Why isn't social media working for my company?

Because you are a broadcaster.  Here are six simple steps to fix it.

The vast majority of companies are still getting social media badly wrong. Nearly every company LinkedIn, Twitter and Facebook feed I see are sporadic and soulless broadcasts of boredom, sending out endless yawn streams.

The first hard truth is that very few people are interested in your corporate news and events and they almost certainly don't want it in their timelines. If you are honest, do you? Even on LinkedIn?

The second hard truth is that — for various reasons — most people won't see your posts anyway. Unless you are paying (advertising) your transmissions will either get lost in the fast-scrolling noise and confusion, or ignored by the algorithms that choose what we all see.

All is not lost. It’s time to stop transmitting and time to start being social. Here are six simple steps to make sure that your social media voice is heard.

1. Give it to someone sociable.

They don't have to be in the marketing team, but they do need to be friendly, easy-going and preferably a pretty prolific user themselves, so all of these tips will be instinctive anyway. They don't have to be a garrulous extrovert, just a natural conversationalist.

Never outsource your social media unless you are the kind of company that outsources all essential customer services and support (clue: it’s the same thing/just as important).

NB: It’s probably an almost full-time job.

2. Be human.

Your social media should be real exchanges between real people. Do I need to roll out the ‘people do business with people’ cliche? Yes, sadly I do. Your company is full of people interacting with customers, so your social media should do the same.

When a client a comes for a meeting do you start pronouncing about the white paper you've written or do you greet them and ask how their journey was? So do that more.

Facelessness is not attractive, it’s a bit scary, so talk in the first person and act like it too. Name people, quote them, praise them, thank them, show their pictures.

3. Join the conversation.

This is the most important tip and the best way of making sure that your audience hears you. Talk to them directly. Say something to individuals that demands a response (nicely). Ask questions, comment on their posts, give praise if you like their posts, retweet their tweets, share their posts and say thank you if they share your posts. People notice and like good manners. They will reciprocate.

Have a look at your posts and tweets. How many are conversations and how many one-way broadcasts? Are you talking to people or talking AT them? If less than half are chat, you are doing it wrong. 75% or more should be human interactions.

NB: It’s probably an almost full-time job.
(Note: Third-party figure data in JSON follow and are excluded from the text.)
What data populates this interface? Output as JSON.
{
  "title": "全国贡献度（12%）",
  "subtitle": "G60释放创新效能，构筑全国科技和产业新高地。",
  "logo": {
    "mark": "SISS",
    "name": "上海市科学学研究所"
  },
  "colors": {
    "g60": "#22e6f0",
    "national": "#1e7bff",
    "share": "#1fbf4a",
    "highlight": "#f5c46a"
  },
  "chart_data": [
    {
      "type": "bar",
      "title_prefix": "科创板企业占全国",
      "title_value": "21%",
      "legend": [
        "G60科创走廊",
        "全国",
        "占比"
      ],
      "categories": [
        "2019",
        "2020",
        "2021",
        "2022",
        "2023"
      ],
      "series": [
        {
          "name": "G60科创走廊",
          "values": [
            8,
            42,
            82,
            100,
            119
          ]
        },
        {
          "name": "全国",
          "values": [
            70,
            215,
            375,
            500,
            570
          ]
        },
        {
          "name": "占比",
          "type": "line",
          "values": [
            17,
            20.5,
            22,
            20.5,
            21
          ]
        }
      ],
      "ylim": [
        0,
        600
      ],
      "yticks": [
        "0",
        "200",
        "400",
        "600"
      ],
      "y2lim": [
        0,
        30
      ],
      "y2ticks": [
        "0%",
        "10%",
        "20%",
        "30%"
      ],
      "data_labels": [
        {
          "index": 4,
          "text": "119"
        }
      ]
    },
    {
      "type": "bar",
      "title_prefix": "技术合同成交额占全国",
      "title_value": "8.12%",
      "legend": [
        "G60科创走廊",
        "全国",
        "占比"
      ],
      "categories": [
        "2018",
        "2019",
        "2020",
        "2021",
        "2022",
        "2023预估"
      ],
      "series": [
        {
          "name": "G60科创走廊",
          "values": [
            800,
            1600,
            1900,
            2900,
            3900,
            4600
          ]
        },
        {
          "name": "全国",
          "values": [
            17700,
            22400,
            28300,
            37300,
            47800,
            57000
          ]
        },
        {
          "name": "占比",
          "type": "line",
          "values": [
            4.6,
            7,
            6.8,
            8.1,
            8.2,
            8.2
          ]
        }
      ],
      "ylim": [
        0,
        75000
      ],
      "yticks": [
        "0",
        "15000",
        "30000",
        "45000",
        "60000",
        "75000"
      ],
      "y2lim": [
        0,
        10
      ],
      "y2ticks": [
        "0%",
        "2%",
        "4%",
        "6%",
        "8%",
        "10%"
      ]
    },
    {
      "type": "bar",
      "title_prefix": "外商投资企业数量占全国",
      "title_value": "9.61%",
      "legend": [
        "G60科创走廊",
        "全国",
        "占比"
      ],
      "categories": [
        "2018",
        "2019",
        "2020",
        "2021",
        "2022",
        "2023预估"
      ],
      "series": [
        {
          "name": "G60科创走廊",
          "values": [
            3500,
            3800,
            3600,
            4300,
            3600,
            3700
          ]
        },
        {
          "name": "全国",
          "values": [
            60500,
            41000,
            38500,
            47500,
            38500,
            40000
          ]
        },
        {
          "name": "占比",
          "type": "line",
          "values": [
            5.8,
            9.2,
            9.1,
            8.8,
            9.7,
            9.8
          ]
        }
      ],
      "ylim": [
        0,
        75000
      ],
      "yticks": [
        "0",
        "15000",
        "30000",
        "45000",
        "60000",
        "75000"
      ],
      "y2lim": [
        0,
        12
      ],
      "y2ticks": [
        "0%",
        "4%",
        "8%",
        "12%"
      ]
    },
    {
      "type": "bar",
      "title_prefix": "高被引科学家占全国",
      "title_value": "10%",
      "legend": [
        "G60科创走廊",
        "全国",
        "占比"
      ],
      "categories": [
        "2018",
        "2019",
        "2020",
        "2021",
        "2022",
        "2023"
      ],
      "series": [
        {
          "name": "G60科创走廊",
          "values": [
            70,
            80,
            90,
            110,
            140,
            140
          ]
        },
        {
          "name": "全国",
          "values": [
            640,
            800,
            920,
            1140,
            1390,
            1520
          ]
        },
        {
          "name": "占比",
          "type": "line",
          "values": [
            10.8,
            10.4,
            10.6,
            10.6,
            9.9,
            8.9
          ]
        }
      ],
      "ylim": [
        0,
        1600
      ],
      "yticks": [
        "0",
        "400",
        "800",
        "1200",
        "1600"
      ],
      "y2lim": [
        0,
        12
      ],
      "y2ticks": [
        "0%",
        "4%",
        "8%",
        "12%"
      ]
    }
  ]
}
4. Talk to your industry influencers

Exactly the same as #3, but with the kind of people who can amplify your voice. Strike up a conversation with business leaders in your sector and even people who work for your competition. Journalists and influential industry thinkers are all usually delighted to answer questions and to respond to thoughtful comments. Once they get to know you, they may comment on your posts and even share them, which is how you bypass the algorithms’ censorship.

NB. Never argue or squabble in public. If you disagree strongly, take it out of a public forum. Keep your social media as places of politeness and civility.

5. Share other people’s stuff.

Even your competitors’ posts. Perhaps especially your competitors’ posts. If they’ve shared something useful or interesting, pass it on and acknowledge the source. That is a very classy, confident and generous thing to do and everyone likes generous, confident, classy people don’t we?

There’s so much dross and junk flowing through our social streams, that we appreciate an inspired curator to sift out the rubbish and show us the gold. I bet that you can name the handful of people who post interesting stuff in your timelines — and those that are boring dullards. So be the first guy.

6. Listen first.

Listen and reply, listen and respond, listen and share, listen and comment, post an article you've read based on that, listen and reply, listen and respond, listen and share, listen and comment, post a relevant article, listen and reply, listen and respond, listen and share, listen and comment, post your own thing, answer questions, reply to comments. Have a break. Listen and reply, listen and respond, listen and share, listen and comment….. [repeat daily]

What good will doing all that do?

Firstly, it will help get your company’s voice heard without leaving it to chance. It’ll help establish your credibility and expertise, and that’s valuable brand recognition baby.

Secondly it will make you more human, more likeable and ultimately more trustworthy. If your customers like and trust your company’s humans you have, rather obviously, brand trust — which can't be bought.

And finally those two things open up a channel where customers feel comfortable asking you the vital commercial questions like ‘can I have some of what you're selling please?’ Brand loyalty anyone?

There’s a growing understanding that all good marketing has to be a thoughtful series of many lightweight interactions over time.

Social media is the perfect medium for that so it is still a very potent business tool for businesses of all sizes, but it’s a customer contact tool, not an advertising broadcaster.